Quite frankly, on one hand, I'd really like to see you lose A over a potential b*st*rd like B (come on, the fact he's hitting on you knowing you got A just shows the kind of man he is). However, on the other, I can't help but see that you're so sentimentally attached to A - there's still hope for you.
Feelings don't linger without a reason; and whatever reason it is behind them, is reason enough for me to tell you to work things out with A.
Writing him a note is the best way to do it, because guys ... oh boy ... especially guys with too much pride ... words never come out right, but inside they hurt when they say it ... Having your bf reply you in kind, means that what he writes, he thinks, and he's not just saying it without processing it.
Good luck.
You're a disgrace to the name Eric.Originally posted by Eric Cartman:you must be ugly.
Look at the way u talk about X and Y. Your boyfriend X, seems to be an imperfect boyfriend, because from what u are saying here, he seems to be a person full of bad points. Yet, ur description of Y is nothing but praise.Originally posted by Vampire X:I know its wrong, but I can't help it. I must be crazy. My boyfriend X is a nice chap, however he often cares alot on his face. Sometimes, due to some occasions which will make him lose face, he will scold me & ignore me for a while, and always point that I am wrong. I did told him about my view but he still think I am wrong. He always find my behaviour wrong & impolite & trying to correct me. An example is when a stranger accidentally knock onto me from behind (which I am unable to notice at all) , my boyfriend X will say I am wrong not to let people walk first. Sometimes I cannot stand the way he treat strangers nicer than me.

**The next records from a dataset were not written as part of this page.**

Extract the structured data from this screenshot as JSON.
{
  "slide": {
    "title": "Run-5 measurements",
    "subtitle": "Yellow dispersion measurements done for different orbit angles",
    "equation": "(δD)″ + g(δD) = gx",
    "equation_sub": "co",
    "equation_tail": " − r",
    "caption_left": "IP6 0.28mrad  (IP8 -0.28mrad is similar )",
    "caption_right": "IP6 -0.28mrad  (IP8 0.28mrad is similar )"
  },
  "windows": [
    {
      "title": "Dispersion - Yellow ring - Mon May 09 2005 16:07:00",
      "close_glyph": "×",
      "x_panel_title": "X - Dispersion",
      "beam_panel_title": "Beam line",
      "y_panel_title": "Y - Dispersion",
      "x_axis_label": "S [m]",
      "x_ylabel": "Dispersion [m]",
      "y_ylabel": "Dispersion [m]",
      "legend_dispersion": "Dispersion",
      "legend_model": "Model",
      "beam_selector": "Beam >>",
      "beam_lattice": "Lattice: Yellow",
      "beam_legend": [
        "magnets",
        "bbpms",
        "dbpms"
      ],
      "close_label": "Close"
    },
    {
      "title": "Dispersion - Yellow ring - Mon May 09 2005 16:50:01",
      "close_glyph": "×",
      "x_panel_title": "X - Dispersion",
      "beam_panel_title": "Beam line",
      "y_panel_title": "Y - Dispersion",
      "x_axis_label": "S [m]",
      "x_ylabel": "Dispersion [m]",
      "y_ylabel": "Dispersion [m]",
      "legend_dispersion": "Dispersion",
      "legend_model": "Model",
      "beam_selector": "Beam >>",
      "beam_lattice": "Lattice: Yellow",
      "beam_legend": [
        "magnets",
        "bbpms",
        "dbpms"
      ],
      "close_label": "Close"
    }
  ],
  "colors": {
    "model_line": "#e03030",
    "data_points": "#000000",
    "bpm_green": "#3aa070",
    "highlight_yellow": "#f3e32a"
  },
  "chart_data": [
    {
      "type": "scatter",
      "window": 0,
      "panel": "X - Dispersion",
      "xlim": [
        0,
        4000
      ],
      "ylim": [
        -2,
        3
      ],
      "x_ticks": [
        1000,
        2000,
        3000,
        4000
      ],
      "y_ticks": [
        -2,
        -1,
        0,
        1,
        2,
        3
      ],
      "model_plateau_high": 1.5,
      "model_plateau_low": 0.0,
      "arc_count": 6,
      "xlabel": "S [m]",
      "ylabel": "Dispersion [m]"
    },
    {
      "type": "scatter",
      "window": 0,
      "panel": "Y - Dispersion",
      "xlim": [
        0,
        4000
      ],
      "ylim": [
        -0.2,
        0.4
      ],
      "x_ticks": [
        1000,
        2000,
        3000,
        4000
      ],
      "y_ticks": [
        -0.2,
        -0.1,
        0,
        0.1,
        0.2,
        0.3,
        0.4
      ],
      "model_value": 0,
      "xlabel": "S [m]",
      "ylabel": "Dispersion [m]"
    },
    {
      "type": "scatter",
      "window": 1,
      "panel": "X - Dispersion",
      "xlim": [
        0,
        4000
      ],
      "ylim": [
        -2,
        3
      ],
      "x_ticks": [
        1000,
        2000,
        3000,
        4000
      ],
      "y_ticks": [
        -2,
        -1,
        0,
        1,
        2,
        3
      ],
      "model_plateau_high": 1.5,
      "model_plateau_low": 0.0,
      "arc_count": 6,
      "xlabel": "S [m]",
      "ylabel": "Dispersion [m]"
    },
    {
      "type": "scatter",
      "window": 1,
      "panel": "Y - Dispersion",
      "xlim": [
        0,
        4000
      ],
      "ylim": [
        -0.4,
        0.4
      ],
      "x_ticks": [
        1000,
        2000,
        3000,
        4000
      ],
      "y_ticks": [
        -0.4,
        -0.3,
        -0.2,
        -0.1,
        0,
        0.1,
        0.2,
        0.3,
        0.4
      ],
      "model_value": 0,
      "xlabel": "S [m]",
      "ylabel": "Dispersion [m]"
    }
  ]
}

Recently, I have a bit of liking on my colleague Y who is a very nice guy. He often sms me to encourage me. I will smile when I see Y sms but I always tell myself I cannot "hiew" Y as I already got a boyfriend. I cannot have a chance to be in the kind of temptation at all. I should be loyal to my bf but frankly speaking my bf often ignores me when he is busy at work. He seems to be able to live without me. But still he is with me for 5 years and I should not be in love with someone else. I am confused. Can anyone help me?